I know no one from Turkey, but some of my students practice an African version of Islam. They are Somali, have come here as refugees, often after spending years in Kenyan refugee camps. Thus I have acquired a small education in the vast culture of Islam. But nothing could have prepared me for the range of lifestyles represented in Orhan Pamuk’s novel The Museum of Innocence.
Set in the fifteen years from the early 1970s to the middle 80s, the novel (so far) is told exclusively from Kemal’s point of view–Kemal, the second son of a rich, Westernized industrialist, who on the eve of his engagement to another child of wealth, Sibel, falls in love with a beautiful and much younger shop girl named Fusun.
Let’s pause here: the shop where Fusun works is called the Champs Elysee. Kemal is made aware of it because Sibel notices the beautiful clothes in the shop window. Thinking to buy her something lovely, he enters and selects a handbag. The “girl” who serves him has long blond hair, wears a mini skirt. He instantly becomes fascinated with her. His fiance, Sibel, who’s studied at the Sorbonne and knows French fashion, spots the handbag as a fake. In the process of returning it, Kemal discovers that Fusun and he are distant relations. They knew each other as very young children. And she is studying for a university entrance exam. He becomes her math tutor at an empty apartment his parents retain for their cast-off furniture. Here in this apartment Kemal and Fusun make love, day after day for months.
Another pause: the two have no worry that their violating the Islamic tabu against sex before marriage will result in a long train of sadness and loss. In fact, they become so wedded–through touch, smell, small gestures, and the quiet of the apartment–that they create a world apart. Then comes Kemal and Sibel’s engagement party. WAIT! the reader wants to shout. Are you sure this is a good idea? But Kemal does not think deeply or clearly. He even invites Fusun and her parents to long drunken night. It is a disaster. From then on the lives of these three rather innocent people will be changed forever.
I will not reveal all the agony and beauty of these changes only jump ahead to the 8 years Kemal will spend visiting Fusun and her parents in their seedy apartment, lovingly welcomed by “Aunt Nasife.” Fusun now wears a headscarf. She is married to a sweet movie-maker. Kemal’s incessant appearance for dinner and TV watching is one of the oddest stories of wooing I’ve ever read, for still in his innocence Kemal hopes to induce Fusun to divorce her sweet husband, escape the headscarf “retirement” and marry him.
But she is deeply wounded. She has let her hair grow out black. As politics in Istanbul unravel into street fighting and bombs in coffee houses and shops, the movie industry where Fusun hoped to become a star, degenerates into porn flicks. Kemal becomes an obsessive collector of objects from Fusun’s home, which he takes back to the isolated apartment and fondles, trying to absorb her essence through what she has touched.

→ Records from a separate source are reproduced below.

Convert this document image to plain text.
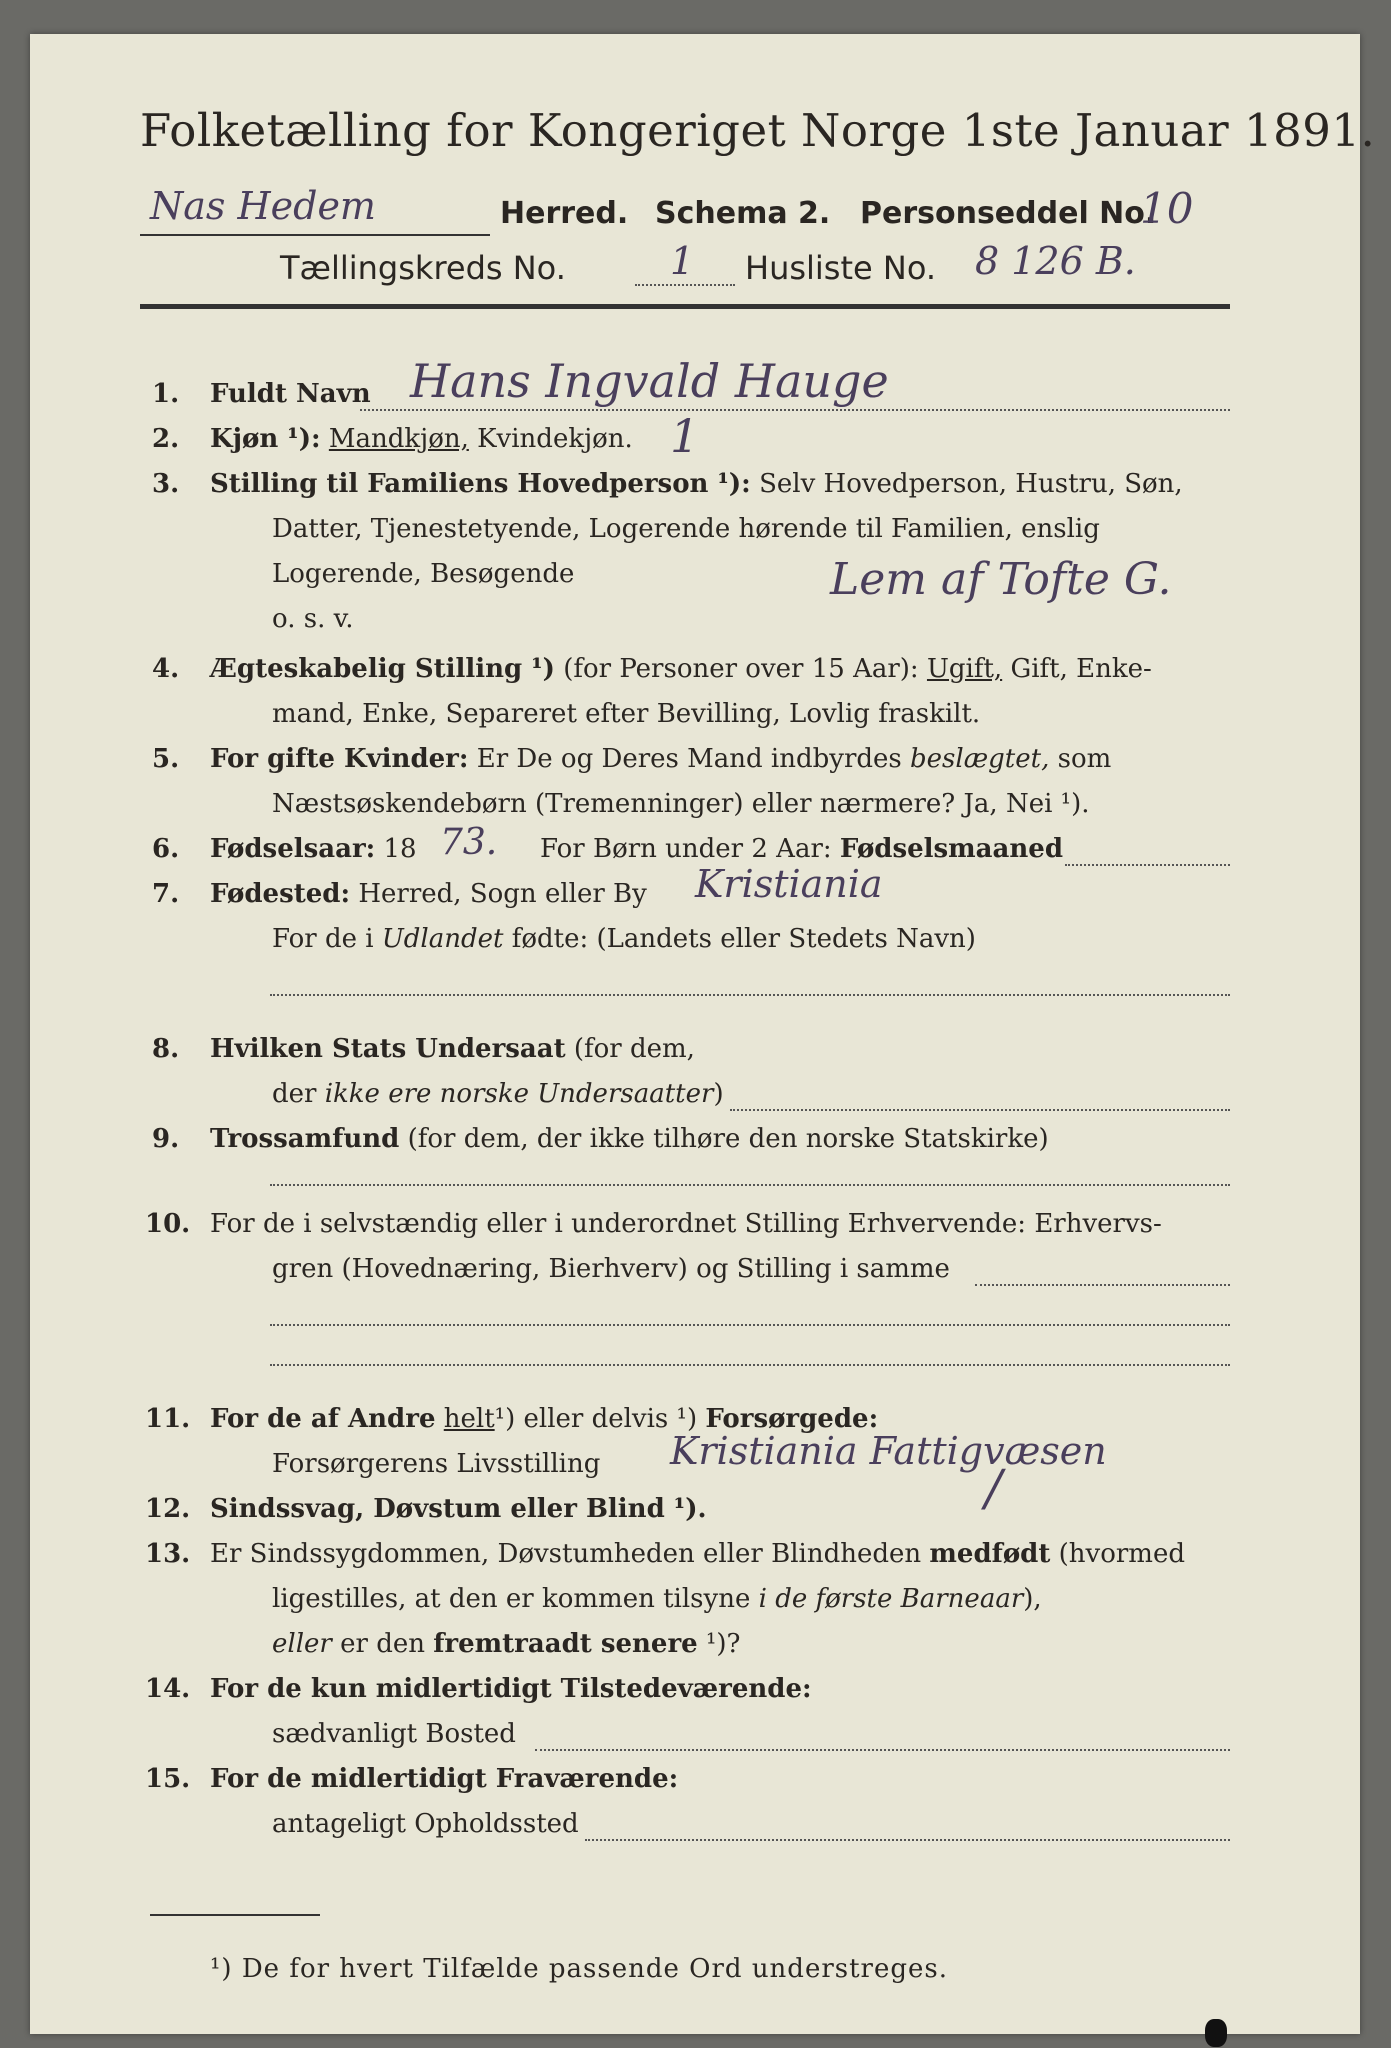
Folketælling for Kongeriget Norge 1ste Januar 1891.
Nas Hedem	Herred. Schema 2. Personseddel No.
10
Tællingskreds No.	1 Husliste No. 8 126 B.
1. Fuldt Navn Hans Ingvald Hauge
2. Kjøn ¹): Mandkjøn, Kvindekjøn. 1
3. Stilling til Familiens Hovedperson ¹): Selv Hovedperson, Hustru, Søn,
Datter, Tjenestetyende, Logerende hørende til Familien, enslig
Logerende, Besøgende
o. s. v.
Lem af Tofte G.
4. Ægteskabelig Stilling ¹) (for Personer over 15 Aar): Ugift, Gift, Enke-
mand, Enke, Separeret efter Bevilling, Lovlig fraskilt.
5. For gifte Kvinder: Er De og Deres Mand indbyrdes beslægtet, som
Næstsøskendebørn (Tremenninger) eller nærmere? Ja, Nei ¹).
6. Fødselsaar: 18 73. For Børn under 2 Aar: Fødselsmaaned
7. Fødested: Herred, Sogn eller By Kristiania
For de i Udlandet fødte: (Landets eller Stedets Navn)
8. Hvilken Stats Undersaat (for dem,
der ikke ere norske Undersaatter)
9. Trossamfund (for dem, der ikke tilhøre den norske Statskirke)
10. For de i selvstændig eller i underordnet Stilling Erhvervende: Erhvervs-
gren (Hovednæring, Bierhverv) og Stilling i samme
11. For de af Andre helt¹) eller delvis ¹) Forsørgede:
Forsørgerens Livsstilling Kristiania Fattigvæsen
12. Sindssvag, Døvstum eller Blind ¹).	/
13. Er Sindssygdommen, Døvstumheden eller Blindheden medfødt (hvormed
ligestilles, at den er kommen tilsyne i de første Barneaar),
eller er den fremtraadt senere ¹)?
14. For de kun midlertidigt Tilstedeværende:
sædvanligt Bosted
15. For de midlertidigt Fraværende:
antageligt Opholdssted
¹) De for hvert Tilfælde passende Ord understreges.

Is her life in late 20th-century Turkey much different from that of a harem girl a century or so earlier? She takes to painting images of Istanbul birds, in the style of Persian miniatures. She wears a headscarf and especially after the street violence escalates, she becomes enclosed in her parents’ apartment. Any ambition she has for a modern life, slowly ebbs away, and she becomes remote and sullen.
I am more than halfway through, listening to the book. Disks 14-17 are left. I do not know what will happen. But the author’s way of framing the story with frequent, brief mentions of these 8 years, and what the narrator Kemal will do with the objects he collects, how he will later tour musuems all over the world, not only heralds an end to his wooing of Fusun, but hints that at that end he will be alone.
It is a very long book, but only half the size of, say, Anna Karenina, which it somewhat resembles–a story of an upper-class woman who attempts to live outside marriage with her lover, and eventually finds her own fiber disintegrating. Where the books mainly differ is in the obsessive, first-person narration. In Pamuk’s novel we don’t get outside Kemal’s point of view; whereas Tolstoy revels in parallel stories, especially that of a landowner, his love and eventual marriage to the aristocratic young woman he adores, their care of his tubercular brother, his love of the land, the various peasants who are his helpmates in agriculture. This parallel life changes the way Anna and Vronsky’s story affects us. It expands the world, presents an alternate universe to their obsessive, diminishing choices.
Still I admire Pamuk’s narration: subtle as it weaves through Kemal’s and Fusun’s constant psychological changes, as their options disintegrate, and it’s becomes clearer and clearer that they will be bound together in loss.